Anomalous vascular branching variants were common, being present in 23 (59%) of 39 patients. Hepatic arterial anomalies were present in 18 (46%); portal venous anomalies, in seven (18%); and both, in two (5%). Biliary anomalies were present in 15 (38%) of the 39 patients. Of the 23 patients with anomalous vascular anatomy, seven (30%) had biliary anomalies. Of the 16 patients with conventional vascular anatomy, eight (50%) had biliary anomalies. There was no significant association between hepatic arterial anomalies, portal venous anomalies, or the combination of arterial and portal venous anomalies and anomalous biliary drainage.

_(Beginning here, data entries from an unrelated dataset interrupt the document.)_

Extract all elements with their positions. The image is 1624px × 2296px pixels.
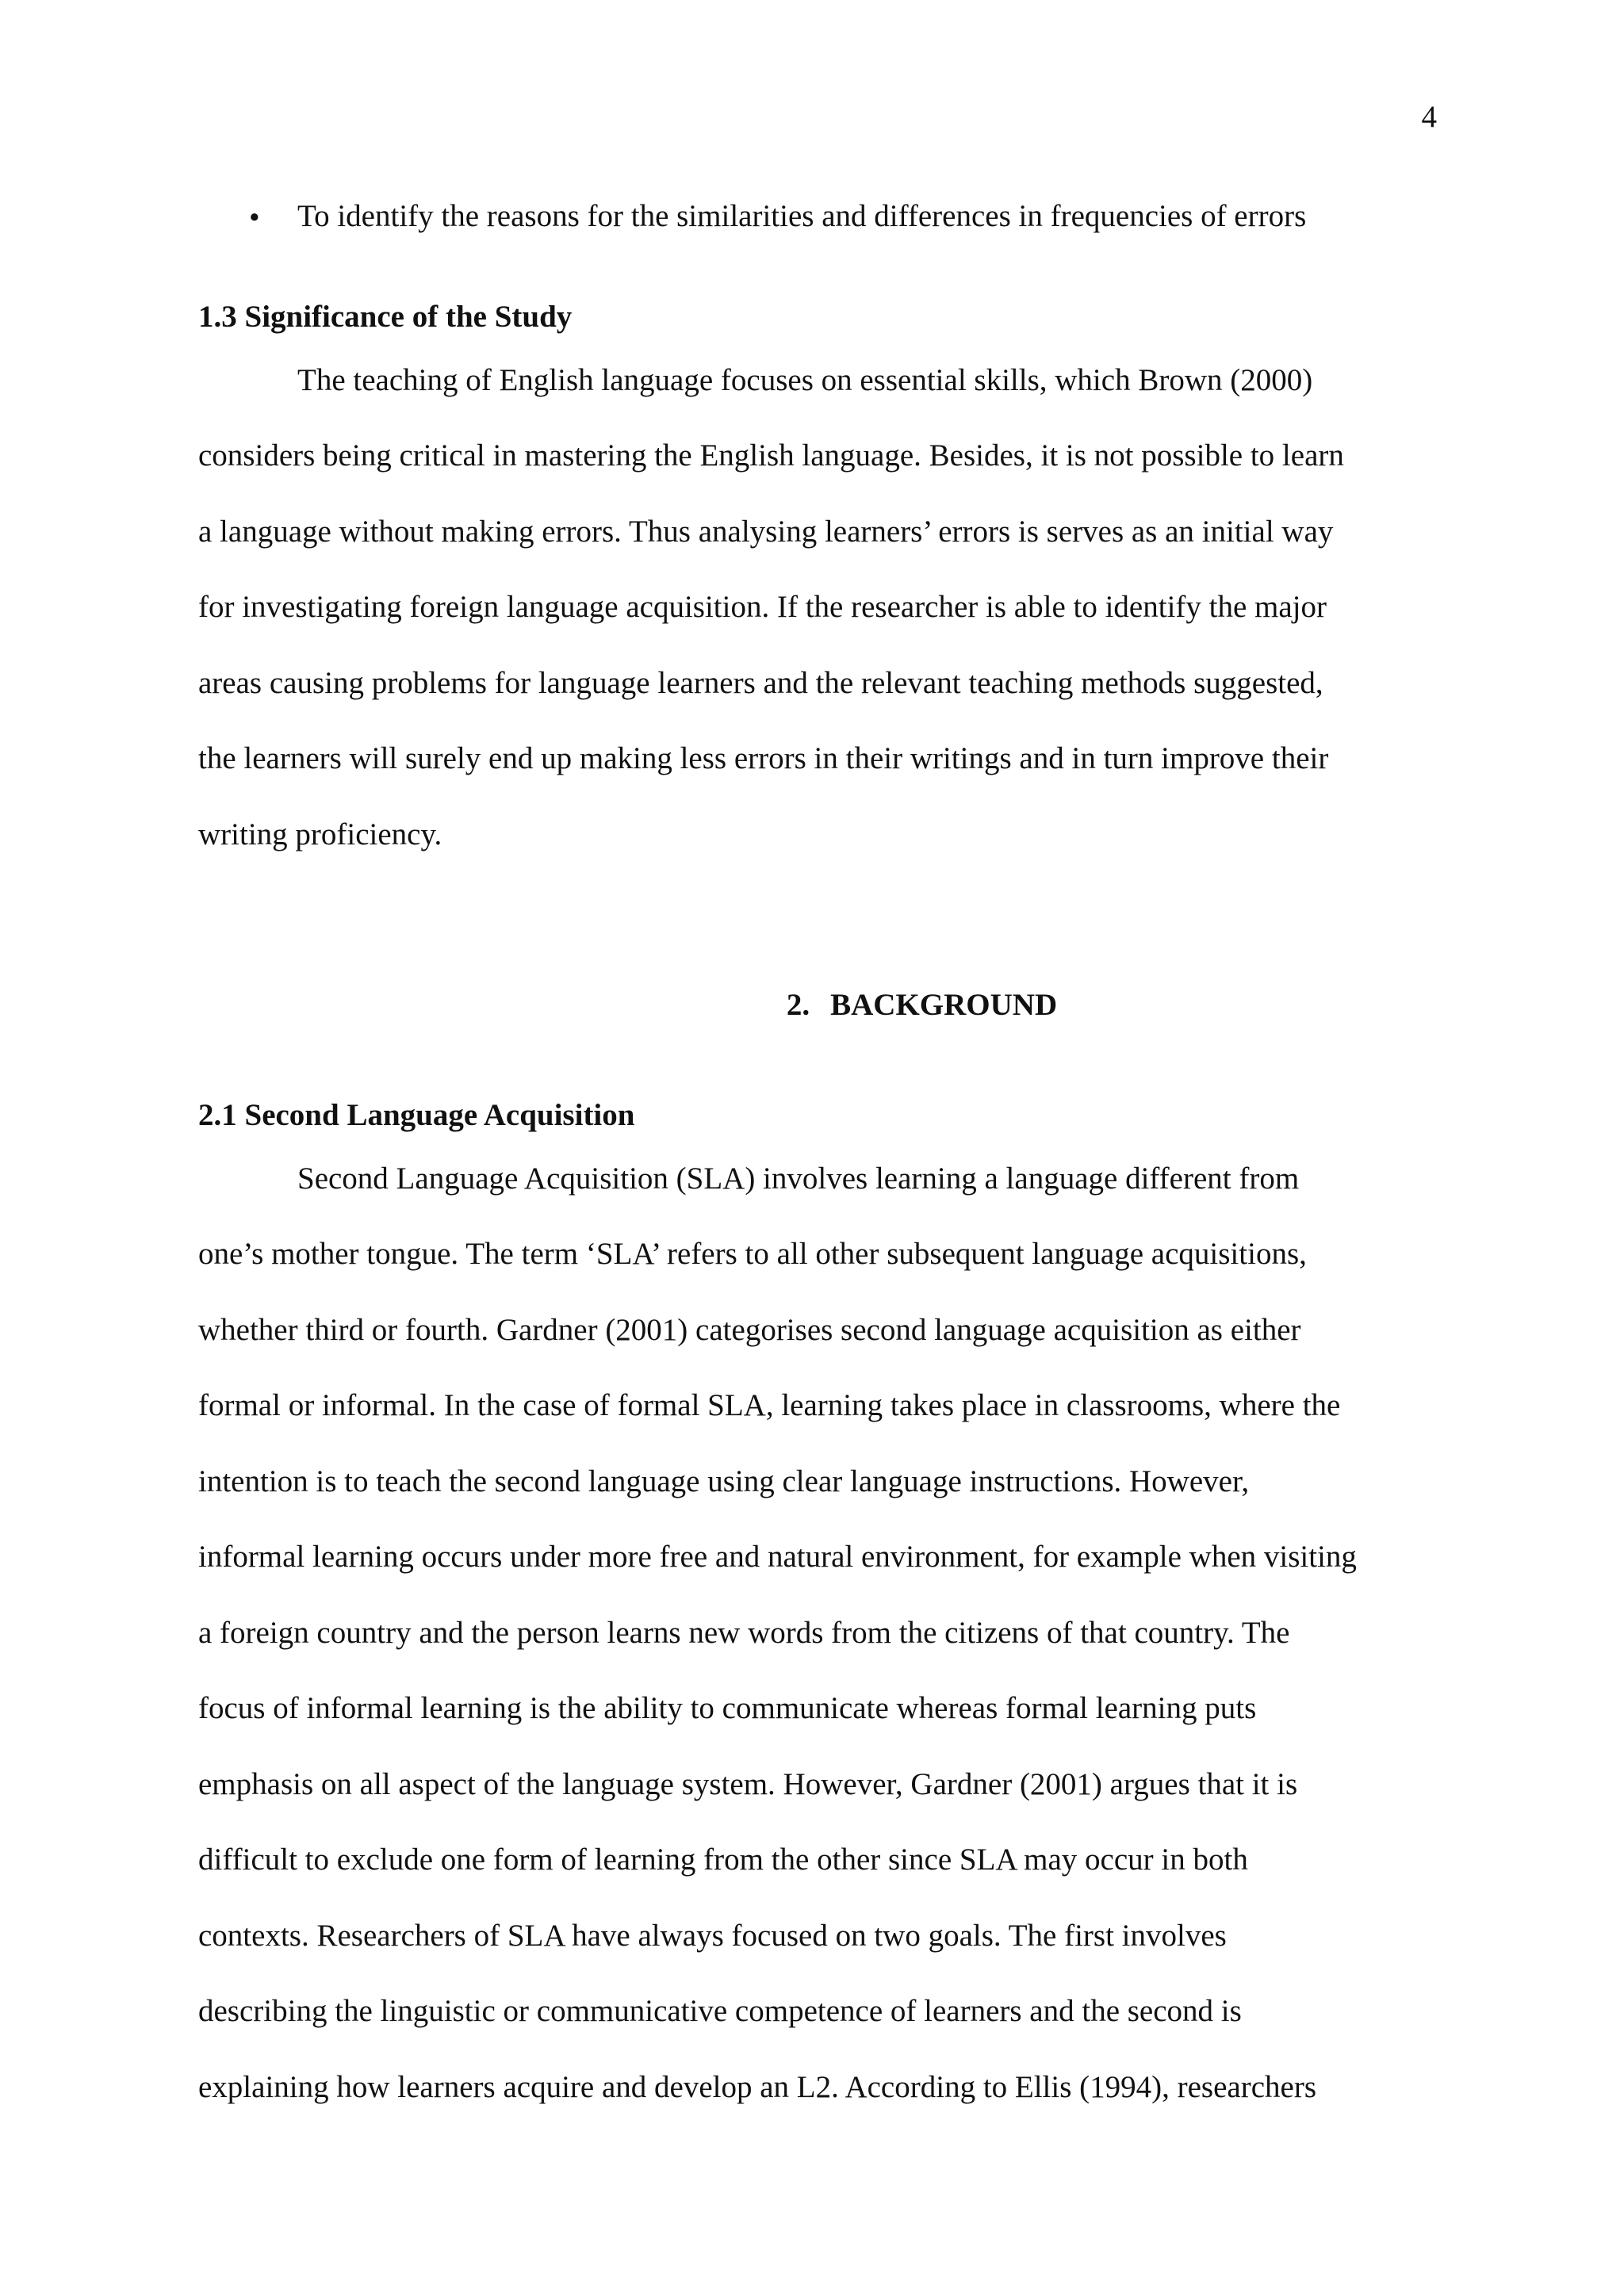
paragraph-line: emphasis on all aspect of the language system. However, Gardner (2001) argues that it is [198,1766,1298,1801]
paragraph-line: intention is to teach the second language using clear language instructions. However, [198,1464,1250,1498]
paragraph-line: for investigating foreign language acquisition. If the researcher is able to identify the major [198,590,1327,625]
paragraph-line: writing proficiency. [198,817,442,851]
chapter-heading-background [198,987,1435,1024]
document-body [198,189,1435,2125]
paragraph-line: The teaching of English language focuses on essential skills, which Brown (2000) [297,362,1313,397]
paragraph-line: contexts. Researchers of SLA have always focused on two goals. The first involves [198,1918,1227,1953]
bullet-text: To identify the reasons for the similarities and differences in frequencies of errors [297,199,1307,233]
section-heading-1-3: 1.3 Significance of the Study [198,299,573,334]
paragraph-line: explaining how learners acquire and develop an L2. According to Ellis (1994), researchers [198,2069,1316,2104]
paragraph-line: formal or informal. In the case of formal SLA, learning takes place in classrooms, where the [198,1388,1341,1423]
paragraph-significance [198,342,1435,873]
page-number: 4 [1421,100,1437,134]
paragraph-line: a foreign country and the person learns new words from the citizens of that country. The [198,1615,1290,1650]
bullet-list-item [198,198,1435,235]
paragraph-line: whether third or fourth. Gardner (2001) categorises second language acquisition as either [198,1312,1301,1347]
chapter-title: BACKGROUND [830,988,1058,1023]
paragraph-line: considers being critical in mastering the English language. Besides, it is not possible to learn [198,438,1344,473]
paragraph-line: one’s mother tongue. The term ‘SLA’ refers to all other subsequent language acquisitions, [198,1237,1307,1272]
section-heading-2-1: 2.1 Second Language Acquisition [198,1097,635,1132]
paragraph-line: areas causing problems for language learners and the relevant teaching methods suggested, [198,665,1323,700]
paragraph-line: the learners will surely end up making less errors in their writings and in turn improve their [198,741,1329,776]
paragraph-line: a language without making errors. Thus analysing learners’ errors is serves as an initial way [198,514,1334,549]
paragraph-line: difficult to exclude one form of learning from the other since SLA may occur in both [198,1843,1248,1877]
paragraph-line: describing the linguistic or communicative competence of learners and the second is [198,1994,1242,2029]
paragraph-line: informal learning occurs under more free and natural environment, for example when visiting [198,1540,1357,1575]
bullet-icon: • [249,200,260,235]
chapter-number: 2. [786,988,810,1023]
paragraph-line: focus of informal learning is the ability to communicate whereas formal learning puts [198,1691,1257,1726]
paragraph-line: Second Language Acquisition (SLA) involves learning a language different from [297,1161,1300,1196]
paragraph-sla [198,1141,1435,2126]
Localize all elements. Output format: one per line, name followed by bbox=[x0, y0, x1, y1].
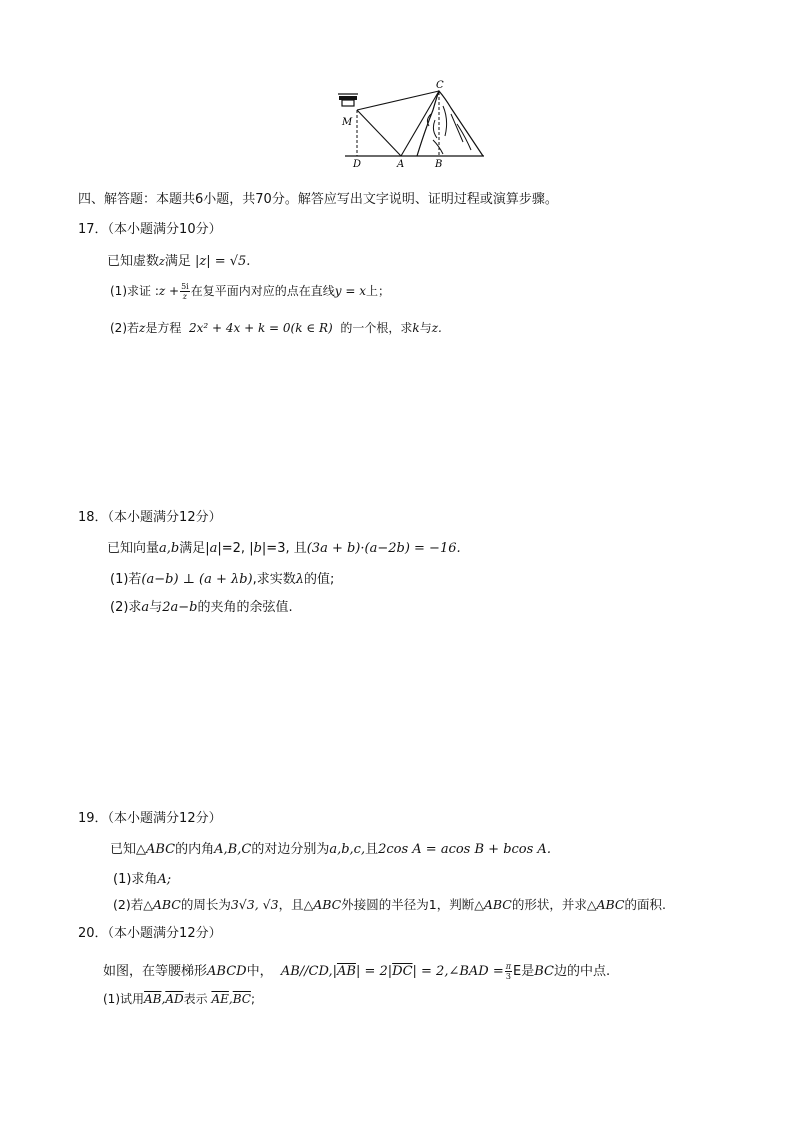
q20-part1: (1)试用$\overline{AB},\overline{AD}$表示 $\overline{AE},\overline{BC}$; bbox=[103, 992, 255, 1006]
label-A: A bbox=[397, 159, 405, 170]
label-C: C bbox=[436, 80, 444, 91]
mountain-shape bbox=[417, 91, 483, 156]
q19-part2: (2)若△ABC的周长为3√3, √3，且△ABC外接圆的半径为1，判断△ABC的形状，并求△ABC的面积. bbox=[113, 897, 666, 912]
q18-part2: (2)求a与2a−b的夹角的余弦值. bbox=[110, 600, 293, 615]
q17-stem: 已知虚数z满足 |z| = √5. bbox=[107, 254, 251, 269]
q19-part1: (1)求角A; bbox=[113, 872, 172, 887]
label-B: B bbox=[435, 159, 443, 170]
q18-part1: (1)若(a−b) ⊥ (a + λb),求实数λ的值; bbox=[110, 572, 335, 587]
drone-icon bbox=[338, 94, 358, 106]
ma-line bbox=[357, 110, 401, 156]
q19-header: 19．（本小题满分12分） bbox=[78, 811, 222, 826]
geometry-figure bbox=[333, 80, 493, 170]
label-M: M bbox=[342, 117, 353, 128]
q20-stem: 如图，在等腰梯形ABCD中， $AB//CD,|\overline{AB}| = 2|\overline{DC}|$ = 2,∠BAD = $\frac{\pi}{3}$ E是BC边的中点. bbox=[103, 962, 611, 981]
q17-header: 17．（本小题满分10分） bbox=[78, 222, 222, 237]
q20-header: 20．（本小题满分12分） bbox=[78, 926, 222, 941]
mountain-shading bbox=[427, 106, 471, 154]
q18-header: 18．（本小题满分12分） bbox=[78, 510, 222, 525]
q18-stem: 已知向量a,b满足|a|=2, |b|=3, 且(3a + b)·(a−2b) = −16. bbox=[107, 541, 461, 556]
q17-part2: (2)若z是方程 2x² + 4x + k = 0(k ∈ R) 的一个根，求k与z. bbox=[110, 321, 442, 335]
mc-line bbox=[357, 91, 439, 110]
q19-stem: 已知△ABC的内角A,B,C的对边分别为a,b,c,且2cos A = acos B + bcos A. bbox=[110, 842, 551, 857]
section-header: 四、解答题：本题共6小题，共70分。解答应写出文字说明、证明过程或演算步骤。 bbox=[78, 192, 558, 207]
label-D: D bbox=[353, 159, 362, 170]
q17-part1: (1)求证 :z + $\frac{5i}{z}$ 在复平面内对应的点在直线y = x上； bbox=[110, 282, 390, 301]
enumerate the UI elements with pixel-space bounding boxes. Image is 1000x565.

Portal venous and hepatic arterial branching patterns do not correlate well with biliary anatomic variants. In patients with normal hepatic vascular anatomy, biliary anomalies are common.
本研究的目的是确定门静脉或肝动脉分支模式(或两者)与胆道解剖变异之间是否存在关联。
两位放射科医生独立回顾了39例连续活体肝供者的术前肝脏CT扫描和术中胆管造影。门静脉和肝动脉解剖结构根据术前CT扫描进行分类,胆道解剖结构根据术中胆管造影分为两组之一:传统型或异常型。使用Fisher精确检验对变量进行关联性测试。
异常血管分支变异很常见,39例患者中有23例(59%)存在。肝动脉异常有18例(46%);门静脉异常有7例(18%);两者都有的有2例(5%)。39例患者中有15例(38%)存在胆道异常。在23例血管解剖异常的患者中,7例(30%)有胆道异常。在16例血管解剖结构正常的患者中,8例(50%)有胆道异常。肝动脉异常、门静脉异常或肝动脉和门静脉异常的组合与异常胆道引流之间无显著关联。
门静脉和肝动脉分支模式与胆道解剖变异的相关性不佳。在肝血管解剖结构正常的患者中,胆道异常很常见。